Recently, he met a Diasporan Armenian whose father was Jewish and mother was Armenian who shocked him by uttering the sentence, “I don’t hate Turks,” he says. “This should explain the image I had in my mind of (at least Diaspora) Armenians up to that point.”

He says he doesn’t have any real faith in the governments of either Turkey or Armenia to really make peace.

“I’m in Turkey and I know how things get done here,” he said. “None of Turkey’s major parties has any real incentive to make peace with the Armenian state. However ignorant I may be of the Armenian side’s government, it is widely acknowledged that [Armenia] is quite dependent on the Diaspora and Russia, and thus doesn’t really “need” to make peace with Turkey.”

Echoing Ozguven’s sentiments, Blumenfeld believes in forging human connections between the two people.

“My view is that in almost every conflict and every state, leaders really come last,” he said. “Somehow we need to (re)build a real, organic connection between Turks and Armenians.”

Because of the general financial stability of the Armenian and Turkish Diasporas, visits to the homeland of the so-called “enemy” would enable both to learn something and teaching something from the other side, he said.

He also believes in the importance of bi-national institutions related to culture, education and more.

“For example, how many Armenian students holding any citizenship but Turkish are in Turkish universities? How many Turks are attending Armenian universities anywhere?,” he said, noting that high-level government meetings strike him as being a parade of men in suits shaking hands in front of flags and getting nothing done.

Blumenfeld is very fond of living in Turkey, calling Istanbul a fascinating city and says that both Armenians and Turks share a lot of cultural similarities.

In terms of socio-political relevant similarities, he says that both Armenians and Turks are obsessed with “victimhood” and “masterhood.”

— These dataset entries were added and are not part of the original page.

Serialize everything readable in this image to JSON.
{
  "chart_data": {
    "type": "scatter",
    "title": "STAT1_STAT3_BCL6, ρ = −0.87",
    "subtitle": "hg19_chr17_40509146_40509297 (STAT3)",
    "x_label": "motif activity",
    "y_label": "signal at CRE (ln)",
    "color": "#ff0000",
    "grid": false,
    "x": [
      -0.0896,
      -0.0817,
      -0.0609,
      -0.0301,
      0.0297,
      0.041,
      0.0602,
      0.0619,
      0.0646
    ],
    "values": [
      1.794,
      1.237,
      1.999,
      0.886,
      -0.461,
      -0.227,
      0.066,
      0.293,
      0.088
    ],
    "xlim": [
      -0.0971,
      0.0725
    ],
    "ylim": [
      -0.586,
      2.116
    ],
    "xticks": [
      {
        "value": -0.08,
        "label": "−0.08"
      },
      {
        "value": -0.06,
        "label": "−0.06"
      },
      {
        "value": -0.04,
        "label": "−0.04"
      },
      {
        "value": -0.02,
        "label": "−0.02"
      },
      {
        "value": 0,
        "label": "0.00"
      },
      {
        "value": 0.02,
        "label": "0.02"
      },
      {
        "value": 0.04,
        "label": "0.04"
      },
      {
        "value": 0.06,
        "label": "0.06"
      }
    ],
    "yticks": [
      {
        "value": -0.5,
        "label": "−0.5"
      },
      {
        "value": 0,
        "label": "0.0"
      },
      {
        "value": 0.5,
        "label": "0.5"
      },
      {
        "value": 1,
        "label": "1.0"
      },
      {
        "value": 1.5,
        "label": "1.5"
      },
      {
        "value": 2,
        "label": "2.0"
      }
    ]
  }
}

“The former cannot give up on the idea of restoring past Armenian Kingdoms, no matter the cost, and uses its obsession with the Armenian Genocide to justify this,”he said. “The latter still lives for the Kemalist dream of an indivisible Turkish state, and when this is questioned, justifies it with a sense of victimhood not unlike Israel’s: We are surrounded by enemies, we must stand strong, everyone wants to tear apart poor, innocent Turkey. Like with Israel, my objection is not in the desire for “unity”, but in the insistence that a state be fundamentally Turkish/Jewish.”

As for Armenians in Turkey, his experiences have led him to have an impression that Turkish Armenians are generally proud of their “Armenianness,” but able to divorce it from what he calls the pointless political posturing of competing nationalisms.

Blumenfeld recalls an experience he had in Istanbul with a Turkish Armenian optician named Vartan, who answered all his questions and then asked about Armenians in America.

“His employee there was a younger Turkish woman who must have thought the whole encounter quite strange, because I suppose to her he’s just “my boss”, not “my Armenian boss,” he said, adding that Turkish Armenians are a valuable link, which Turks and Armenians must build upon if they ever hope to see progress.

As for the present, he says Turks view their current relationship with Armenia as being more related to the events of the Nagorno-Karabakh war than the events in 1915.

The war, which lasted from 1988 to 1994, left an estimated 30,000 dead, according to the Council of Europe’s Parliamentary Assembly

“For the Turks, I am bothered by their quickness to label any ethnic cleansing not ‘perpetrated’ by ‘Turks’ as ‘genocide’ while being unwilling to deal with “genocides” for which “they” are “responsible,'” Blumenfeld said.  For the Armenians, I am bothered by their ability to still be so adamant about deaths that occurred almost 100 years ago while seemingly showing no compassion for dead and displaced Azeri civilians from the 90s.”

He also has a view on the bigger picture.

“For people in general, I am bothered by our consistent need to find “victims” and “culprits”, point our fingers in judgment, demand this and that by way of reparations,” he said.  “What we should be doing is trying to make real peace and build a more progressive future together.”